SELECT block_number as number, block_timestamp as timestamp, coinbase_param as identifiers, `bigquery-public-data.crypto_litecoin.transactions`.outputs
FROM `bigquery-public-data.crypto_litecoin.transactions`
JOIN `bigquery-public-data.crypto_litecoin.blocks` ON `bigquery-public-data.crypto_litecoin.transactions`.block_number = `bigquery-public-data.crypto_litecoin.blocks`.number
WHERE is_coinbase is TRUE
AND timestamp > '2018-01-01'
ORDER BY timestamp

Tezos

SELECT level as number, timestamp, baker as reward_addresses
FROM `public-data-finance.crypto_tezos.blocks`
WHERE timestamp > '2018-01-01'
ORDER BY timestamp

Zcash

SELECT block_number as number, block_timestamp as timestamp, coinbase_param as identifiers, `bigquery-public-data.crypto_zcash.transactions`.outputs
FROM `bigquery-public-data.crypto_zcash.transactions`
JOIN `bigquery-public-data.crypto_zcash.blocks` ON `bigquery-public-data.crypto_zcash.transactions`.block_number = `bigquery-public-data.crypto_zcash.blocks`.number
WHERE is_coinbase is TRUE
AND timestamp > '2018-01-01'
ORDER BY timestamp

Automating the data collection process

Instead of executing each of these queries separately on the BigQuery console and saving the results manually, it is also possible to automate the process using a script and collect all relevant data in one go. Executing this script will run queries from this file.

IMPORTANT: the script uses service account credentials for authentication, therefore before running it, you need to generate the relevant credentials from Google, as described here and save your key in the data_collection_scripts directory of the project under the name 'google-service-account-key.json'. There is a sample file that you can consult, which shows what your credentials are supposed to look like (but note that this is for informational purposes only, this file is not used in the code).
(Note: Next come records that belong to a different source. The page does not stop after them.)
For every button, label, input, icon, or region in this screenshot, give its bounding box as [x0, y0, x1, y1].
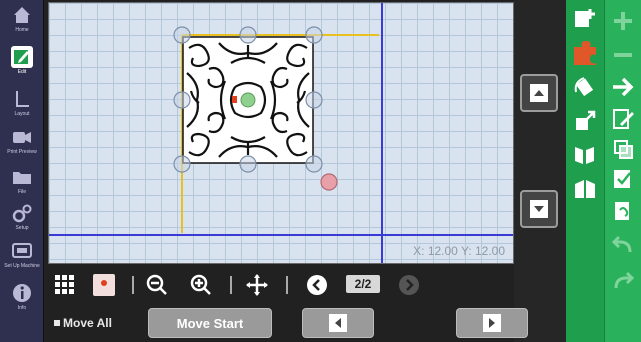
sidebar-item-label: File: [17, 189, 27, 195]
transform-icon: [615, 202, 629, 220]
add-pattern-button[interactable]: [570, 4, 600, 34]
grid-icon: [55, 275, 74, 294]
tool-column-primary: [566, 0, 604, 342]
resize-icon: [576, 110, 596, 130]
step-left-button[interactable]: [302, 308, 374, 338]
undo-icon: [611, 235, 632, 253]
sidebar-item-label: Info: [17, 305, 27, 311]
toolbar-divider: [132, 276, 134, 294]
info-icon: [13, 284, 31, 302]
undo-button[interactable]: [608, 230, 638, 260]
transform-button[interactable]: [608, 196, 638, 226]
sidebar-item-print-preview[interactable]: Print Preview: [6, 126, 38, 164]
quilt-view-button[interactable]: [90, 272, 118, 298]
sidebar-item-label: Home: [15, 27, 29, 33]
folder-icon: [13, 172, 31, 184]
machine-icon: [12, 243, 32, 258]
quilt-block-icon: [93, 274, 115, 296]
chevron-right-icon: [399, 275, 419, 295]
minus-icon: [614, 53, 632, 57]
triangle-right-icon: [483, 314, 501, 332]
tool-column-secondary: [604, 0, 641, 342]
move-arrows-icon: [246, 274, 268, 296]
flip-button[interactable]: [570, 174, 600, 204]
check-icon: [614, 170, 631, 188]
sidebar-item-home[interactable]: Home: [6, 4, 38, 42]
sidebar-item-label: Set Up Machine: [4, 263, 40, 269]
toolbar-divider: [230, 276, 232, 294]
move-all-toggle[interactable]: Move All: [54, 316, 112, 330]
move-all-label: Move All: [63, 316, 112, 330]
sidebar-item-label: Edit: [17, 69, 27, 75]
canvas-drawing: [49, 3, 513, 263]
sidebar-item-edit[interactable]: Edit: [6, 46, 38, 84]
canvas-toolbar: 2/2: [48, 266, 514, 302]
design-canvas[interactable]: X: 12.00 Y: 12.00: [48, 2, 514, 264]
zoom-out-button[interactable]: [144, 272, 170, 298]
edit-document-icon: [613, 109, 634, 129]
rotate-handle[interactable]: [320, 173, 338, 191]
chevron-left-icon: [307, 275, 327, 295]
step-right-button[interactable]: [456, 308, 528, 338]
home-icon: [14, 7, 30, 23]
scroll-down-button[interactable]: [520, 190, 558, 228]
sidebar-item-label: Layout: [14, 111, 30, 117]
flip-icon: [575, 180, 595, 198]
edit-pattern-button[interactable]: [608, 104, 638, 134]
scroll-up-button[interactable]: [520, 74, 558, 112]
print-preview-icon: [13, 132, 31, 143]
redo-icon: [614, 271, 635, 289]
next-button[interactable]: [608, 72, 638, 102]
previous-page-button[interactable]: [304, 272, 330, 298]
move-start-button[interactable]: Move Start: [148, 308, 272, 338]
next-page-button[interactable]: [396, 272, 422, 298]
sidebar-item-layout[interactable]: Layout: [6, 88, 38, 126]
check-button[interactable]: [608, 164, 638, 194]
plus-icon: [614, 12, 632, 30]
add-pattern-icon: [575, 9, 595, 27]
app-window: Home Edit Layout Print Preview File Setu…: [0, 0, 641, 342]
resize-button[interactable]: [570, 106, 600, 136]
mirror-button[interactable]: [570, 140, 600, 170]
coordinate-readout: X: 12.00 Y: 12.00: [413, 244, 505, 258]
arrow-right-icon: [613, 77, 634, 97]
sidebar-item-set-up-machine[interactable]: Set Up Machine: [4, 240, 40, 278]
sidebar-item-label: Print Preview: [7, 149, 37, 155]
layout-icon: [16, 91, 29, 107]
chevron-down-icon: [530, 200, 548, 218]
crop-icon: [614, 140, 633, 159]
move-all-checkbox[interactable]: [54, 320, 60, 326]
remove-button[interactable]: [608, 40, 638, 70]
pattern-color-button[interactable]: [570, 38, 600, 68]
mirror-icon: [575, 147, 594, 164]
sidebar: Home Edit Layout Print Preview File Setu…: [0, 0, 44, 342]
center-marker: [240, 92, 256, 108]
sidebar-item-setup[interactable]: Setup: [6, 202, 38, 240]
grid-button[interactable]: [52, 272, 78, 298]
bottom-controls: Move All Move Start: [48, 302, 528, 342]
start-marker: [232, 96, 237, 103]
zoom-add-button[interactable]: [608, 6, 638, 36]
zoom-in-button[interactable]: [188, 272, 214, 298]
sidebar-item-info[interactable]: Info: [6, 282, 38, 320]
redo-button[interactable]: [608, 266, 638, 296]
crop-button[interactable]: [608, 134, 638, 164]
pan-button[interactable]: [244, 272, 270, 298]
sidebar-item-label: Setup: [15, 225, 29, 231]
zoom-in-icon: [190, 274, 211, 295]
move-start-label: Move Start: [176, 315, 244, 331]
puzzle-icon: [574, 41, 596, 65]
toolbar-divider: [286, 276, 288, 294]
edit-icon: [11, 46, 33, 68]
page-indicator: 2/2: [346, 275, 380, 293]
chevron-up-icon: [530, 84, 548, 102]
gear-icon: [12, 204, 32, 223]
scroll-strip: [514, 0, 566, 342]
rotate-button[interactable]: [570, 72, 600, 102]
rotate-icon: [574, 77, 594, 97]
triangle-left-icon: [329, 314, 347, 332]
zoom-out-icon: [146, 274, 167, 295]
pattern-block[interactable]: [182, 36, 314, 164]
sidebar-item-file[interactable]: File: [6, 166, 38, 204]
Once you have set up the credentials, you can just run the following command from the root directory to retrieve data for all supported blockchains:

python -m data_collection_scripts.collect_block_data

There are also two command line arguments that can be used to customize the data collection process:

  • ledgers accepts any number of the supported ledgers (case-insensitive). For example, adding --ledgers bitcoin results in collecting data only for Bitcoin, while --ledgers Bitcoin Ethereum Cardano would collect data for Bitcoin, Ethereum and Cardano. If the ledgers argument is omitted, then the default value is used, which is taken from the configuration file and typically corresponds to all supported blockchains.
  • --force-query forces the collection of all raw data files, even if the corresponding files already exist. By default, this flag is set to False and the script only fetches block data for some blockchain if the corresponding file does not already exist.